A study by Jonathan A. Parker and Annette Vissing-Jorgensen of Northwestern University found that the beta of the top 1% nearly quadrupled between 1982 and 2007 to 2.39. The top 0.01% had a beta of 3.96, making even the riskiest tech stocks look safe by comparison. Economists and wealth managers say the betas of the rich have likely soared even higher in recent months as markets gyrated sharply.
“Being a high-beta in today’s environment is different from being a high-beta in the ’80s or even the ’90s,” says Craig Rawlins, president of Harris myCFO Investment Advisory Services, which serves wealthy families. “People are more susceptible to making bad decisions than they’ve ever been. There is higher risk in the marketplace today, with a lot more volatility.”
Lee Hausner, a California-based psychologist who works with the ultrarich, has one client she calls “The Phoenix,” a real-estate developer and investor who borrowed and spent heavily. He has surged and crashed twice over the past decade, reaching a net worth of $400 million, losing it, then hitting $200 million and losing it again.

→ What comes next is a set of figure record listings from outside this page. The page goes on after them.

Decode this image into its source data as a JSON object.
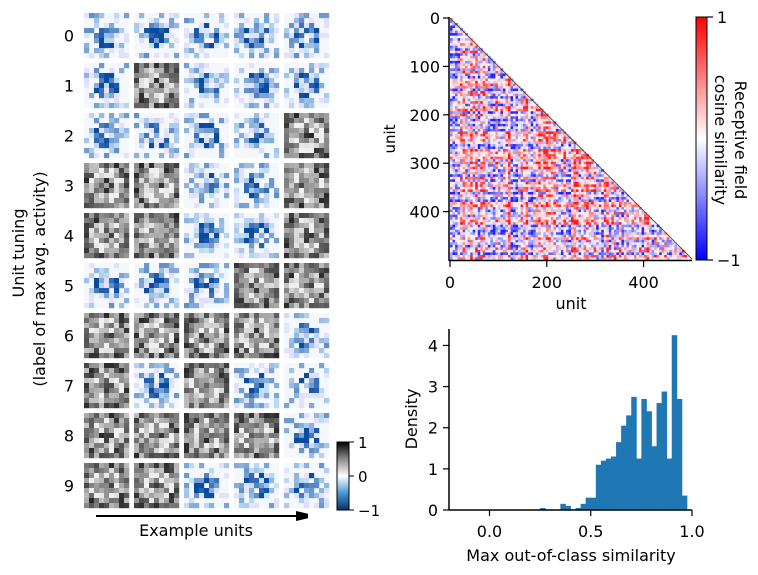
{
  "tiles": {
    "ylabel_line1": "Unit tuning",
    "ylabel_line2": "(label of max avg. activity)",
    "row_labels": [
      "0",
      "1",
      "2",
      "3",
      "4",
      "5",
      "6",
      "7",
      "8",
      "9"
    ],
    "xlabel": "Example units",
    "columns_per_row": 5,
    "gray_tiles": {
      "1": [
        1
      ],
      "2": [
        4
      ],
      "3": [
        0,
        1,
        4
      ],
      "4": [
        0,
        1,
        4
      ],
      "5": [
        3,
        4
      ],
      "6": [
        0,
        1,
        2,
        3
      ],
      "7": [
        0,
        2
      ],
      "8": [
        0,
        1,
        2,
        3
      ],
      "9": [
        0,
        1
      ]
    },
    "colorbar": {
      "ticks": [
        "1",
        "0",
        "−1"
      ],
      "range": [
        -1,
        1
      ],
      "cmap": "blue-white-gray-black"
    }
  },
  "chart_data": [
    {
      "type": "heatmap",
      "description_kind": "lower-triangular similarity matrix",
      "xlabel": "unit",
      "ylabel": "unit",
      "x_ticks": [
        "0",
        "200",
        "400"
      ],
      "y_ticks": [
        "0",
        "100",
        "200",
        "300",
        "400"
      ],
      "xlim": [
        0,
        500
      ],
      "ylim": [
        500,
        0
      ],
      "n_units": 500,
      "colorbar": {
        "label_line1": "Receptive field",
        "label_line2": "cosine similarity",
        "ticks": [
          "1",
          "−1"
        ],
        "range": [
          -1,
          1
        ],
        "cmap": "bwr"
      }
    },
    {
      "type": "bar",
      "subtype": "histogram",
      "xlabel": "Max out-of-class similarity",
      "ylabel": "Density",
      "x_ticks": [
        "0.0",
        "0.5",
        "1.0"
      ],
      "y_ticks": [
        "0",
        "1",
        "2",
        "3",
        "4"
      ],
      "xlim": [
        -0.2,
        1.0
      ],
      "ylim": [
        0,
        4.4
      ],
      "bar_color": "#1f77b4",
      "bin_width": 0.025,
      "bins_left": [
        0.25,
        0.275,
        0.3,
        0.325,
        0.35,
        0.375,
        0.4,
        0.425,
        0.45,
        0.475,
        0.5,
        0.525,
        0.55,
        0.575,
        0.6,
        0.625,
        0.65,
        0.675,
        0.7,
        0.725,
        0.75,
        0.775,
        0.8,
        0.825,
        0.85,
        0.875,
        0.9,
        0.925,
        0.95
      ],
      "values": [
        0.05,
        0,
        0,
        0,
        0.15,
        0.1,
        0,
        0.05,
        0.15,
        0.3,
        0.3,
        1.1,
        1.2,
        1.25,
        1.3,
        1.65,
        2.05,
        2.3,
        2.75,
        1.25,
        2.7,
        2.4,
        1.55,
        2.6,
        2.88,
        1.25,
        4.25,
        2.7,
        0.35
      ]
    }
  ]
}
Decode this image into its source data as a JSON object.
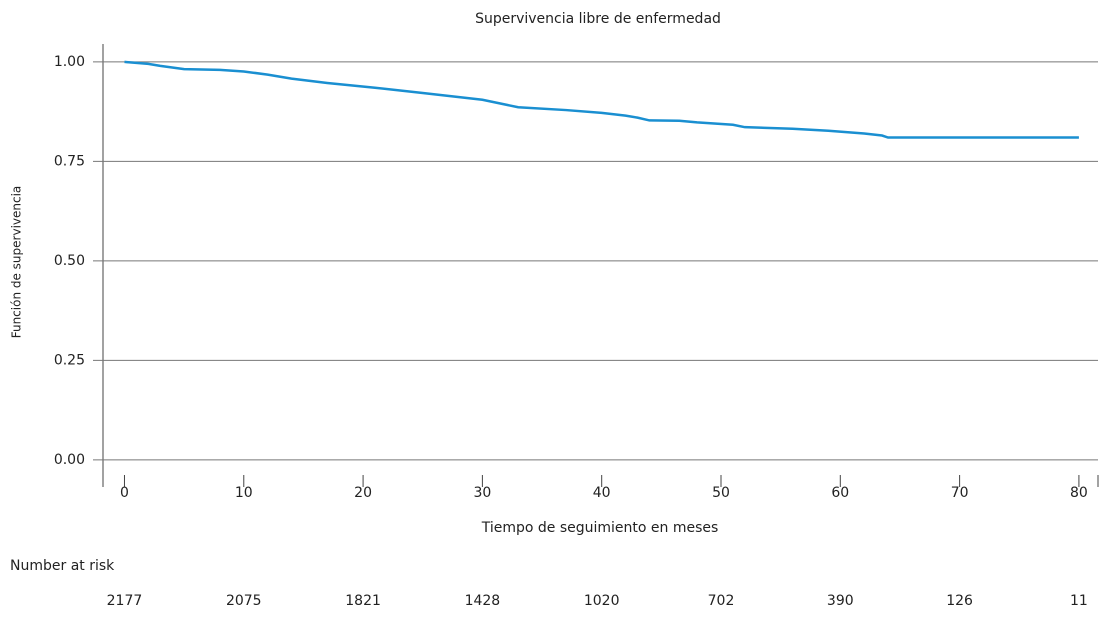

“He’s an impulsive risk-taker,” she says. “He always lays everything on the line.”
For risk-takers who want to get rich and stay rich, Ms. Hausner advises taking a step back every so often and evaluating important decisions rather than leaving them to impulse.
“Some of these people roll the dice and they get rich,” she says. “But they have to realize that if they roll it again, the result may not come out as well. They need to stop themselves before they roll again, and deliberate.”